How do we design an interactive exhibit experience to allow people explore diverse regional identities through color representations?
As a team of five international students who possess cross-cultural experiences and constantly reflect upon our identities, we were motivated to reveal the similarities and differences across regions through our design, using colors as a medium.
We were tasked to design an interactive public exhibit. Starting from there, we brainstormed project ideas. My artistic nature prompted me to propose designing an interactive exhibit around two major elements of design — colors or typography, while other team members brought ideas related to social media, social labels, regional differences to the table.

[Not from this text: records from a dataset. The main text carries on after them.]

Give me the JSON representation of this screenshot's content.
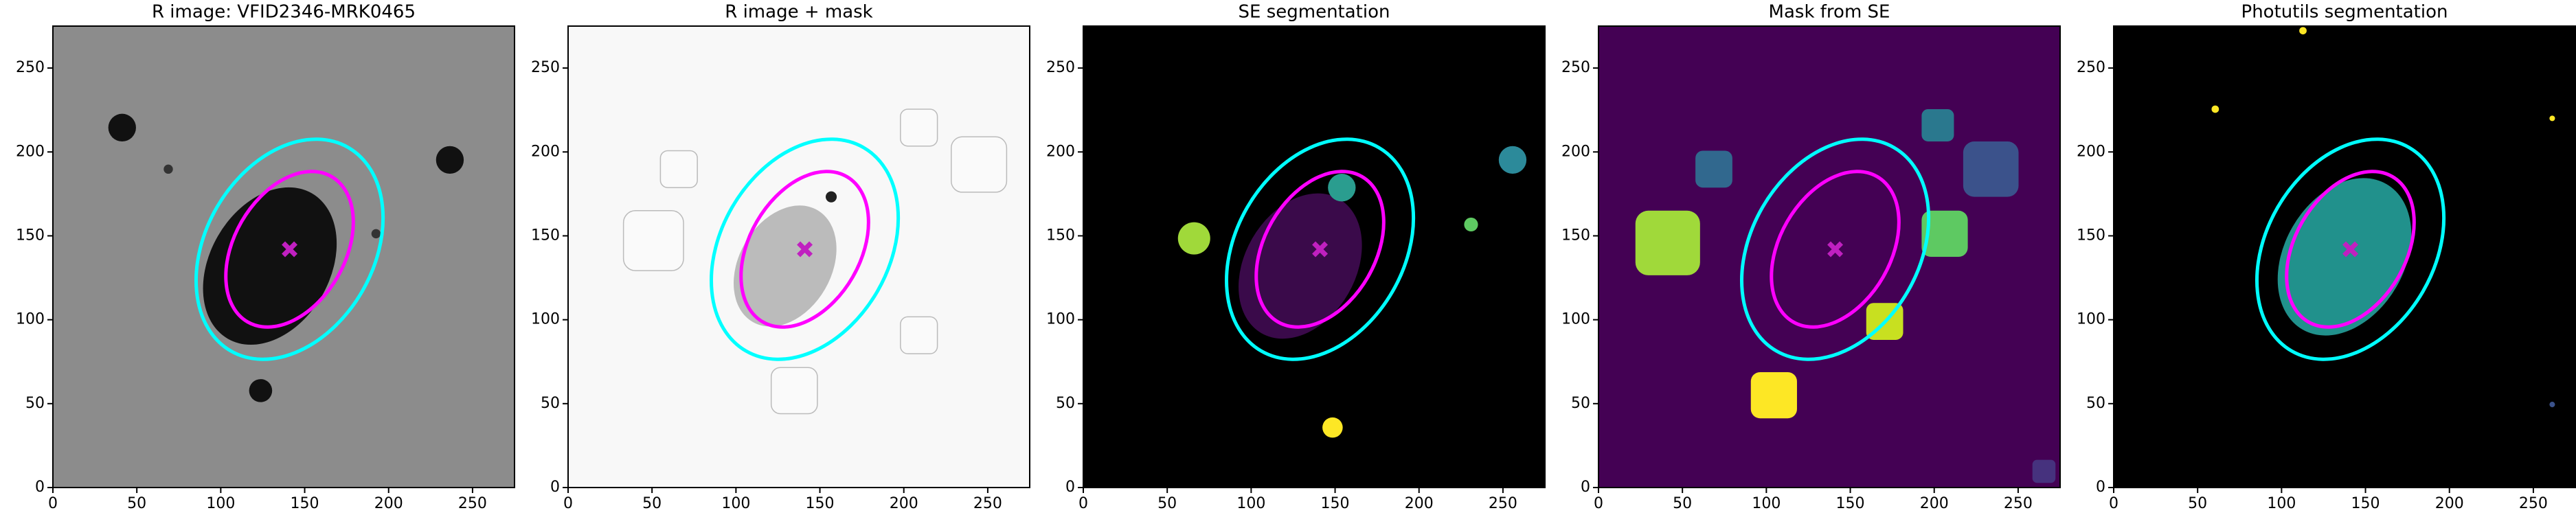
{
  "chart_data": [
    {
      "type": "image",
      "title": "R image: VFID2346-MRK0465",
      "background": "#8c8c8c",
      "xlim": [
        0,
        275
      ],
      "ylim": [
        0,
        275
      ],
      "xticks": [
        0,
        50,
        100,
        150,
        200,
        250
      ],
      "yticks": [
        0,
        50,
        100,
        150,
        200,
        250
      ],
      "ellipses": [
        {
          "cx": 141,
          "cy": 142,
          "a": 70,
          "b": 50,
          "angle": 60,
          "color": "#00ffff"
        },
        {
          "cx": 141,
          "cy": 142,
          "a": 50,
          "b": 33,
          "angle": 60,
          "color": "#ff00ff"
        }
      ],
      "center": {
        "x": 141,
        "y": 142,
        "color": "#c020c0"
      }
    },
    {
      "type": "image",
      "title": "R image + mask",
      "background": "#f8f8f8",
      "xlim": [
        0,
        275
      ],
      "ylim": [
        0,
        275
      ],
      "xticks": [
        0,
        50,
        100,
        150,
        200,
        250
      ],
      "yticks": [
        0,
        50,
        100,
        150,
        200,
        250
      ],
      "ellipses": [
        {
          "cx": 141,
          "cy": 142,
          "a": 70,
          "b": 50,
          "angle": 60,
          "color": "#00ffff"
        },
        {
          "cx": 141,
          "cy": 142,
          "a": 50,
          "b": 33,
          "angle": 60,
          "color": "#ff00ff"
        }
      ],
      "center": {
        "x": 141,
        "y": 142,
        "color": "#c020c0"
      }
    },
    {
      "type": "image",
      "title": "SE segmentation",
      "background": "#000000",
      "xlim": [
        0,
        275
      ],
      "ylim": [
        0,
        275
      ],
      "xticks": [
        0,
        50,
        100,
        150,
        200,
        250
      ],
      "yticks": [
        0,
        50,
        100,
        150,
        200,
        250
      ],
      "ellipses": [
        {
          "cx": 141,
          "cy": 142,
          "a": 70,
          "b": 50,
          "angle": 60,
          "color": "#00ffff"
        },
        {
          "cx": 141,
          "cy": 142,
          "a": 50,
          "b": 33,
          "angle": 60,
          "color": "#ff00ff"
        }
      ],
      "center": {
        "x": 141,
        "y": 142,
        "color": "#c020c0"
      }
    },
    {
      "type": "image",
      "title": "Mask from SE",
      "background": "#440154",
      "xlim": [
        0,
        275
      ],
      "ylim": [
        0,
        275
      ],
      "xticks": [
        0,
        50,
        100,
        150,
        200,
        250
      ],
      "yticks": [
        0,
        50,
        100,
        150,
        200,
        250
      ],
      "ellipses": [
        {
          "cx": 141,
          "cy": 142,
          "a": 70,
          "b": 50,
          "angle": 60,
          "color": "#00ffff"
        },
        {
          "cx": 141,
          "cy": 142,
          "a": 50,
          "b": 33,
          "angle": 60,
          "color": "#ff00ff"
        }
      ],
      "center": {
        "x": 141,
        "y": 142,
        "color": "#c020c0"
      }
    },
    {
      "type": "image",
      "title": "Photutils segmentation",
      "background": "#000000",
      "xlim": [
        0,
        275
      ],
      "ylim": [
        0,
        275
      ],
      "xticks": [
        0,
        50,
        100,
        150,
        200,
        250
      ],
      "yticks": [
        0,
        50,
        100,
        150,
        200,
        250
      ],
      "ellipses": [
        {
          "cx": 141,
          "cy": 142,
          "a": 70,
          "b": 50,
          "angle": 60,
          "color": "#00ffff"
        },
        {
          "cx": 141,
          "cy": 142,
          "a": 50,
          "b": 33,
          "angle": 60,
          "color": "#ff00ff"
        }
      ],
      "center": {
        "x": 141,
        "y": 142,
        "color": "#c020c0"
      }
    }
  ]
}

We individually looked into current and previous efforts in our topics of interest.
We were then able to narrow down our focus and phrased it as:
How do we design an interactive exhibit, showing the intersection of colors and regions, to let people express their regional identities or explore that of others?
We collectively and creatively mocked up and performed the experience, exploring the context (issue, actors, and relations) to develop new ideas and uses. The initial ideation using experience prototyping was helpful in prompting us to generate proposals for how things could be, especially when there was not yet a shared vision.
Through building a physical performance to communicate our developed ideas with over 15 students, we inspired a discussion on our proposed experience. Bringing the feedback and unanswered question back to our team, our next step was to run a design research sprint to address them.
To approach the design challenge systematically, I took the initiative to design the research — breaking down the design problem statement into three main aspects, writing the research questions that guided our study, and proposing research methodologies.
I determined that a focus group discussion was appropriate for a broad and abstract topic like identities. The semi-structured, small-group discussion format would create a relaxed and comfortable environment for our participants to share their deep-seated attitudes and cultural perspectives.
We also incorporated the cultural probes technique to prompt for visual input in the form of a photograph or a drawing from our participants. We created three activities, one of which was designed based on a common psychological exercises, the lifeline exercise, to let our participants re-work their life stories and reflect upon places that were dear to them.
To find out what made an engaging and memorable exhibit, our team interviewed four subjects. Speaking with David Choberka from the University of Michigan Museum of Art (UMMA) and three frequent museum goers, we collected perspectives from both the exhibit planner and the visitors.
We recruited three subjects who came from different cultural backgrounds and have had rich experiences studying, working, and traveling all over the world. We wanted to see how moving between various regions might have influenced their identities and their perceptions of those regions/cultures. We also observed how they used colors to describe places either visually or verbally. As the moderator, I led the participants to complete the exercises and facilitated the group discussion.
By the end of our research sprint, we held a debrief session to discuss our study and generate insights through affinity diagramming.
We chose high-traffic, international airport, a non-traditional exhibit space, to be our design context. Such airports are the intersection where people from different regions/cultures come and go. We assumed that travelers, those who are flying from/to a different region with their own regional identities, would be drawn to this topic. Also, wait times for international flights tend to be long, which would create opportunities for travelers to take a moment to interact with our design.
As we decided on the context, we developed hypothesized target user groups based on our own observations and international travel experiences.
Grounded on the context and target audience we specified, we identified a few design opportunities in this space. For example, most international airports make free WiFi accessible to travelers; most of them would require users to acknowledge the policy in the mobile browser, followed by an advertisement page. We could use that as an entry point and lead them to interact with the exhibit.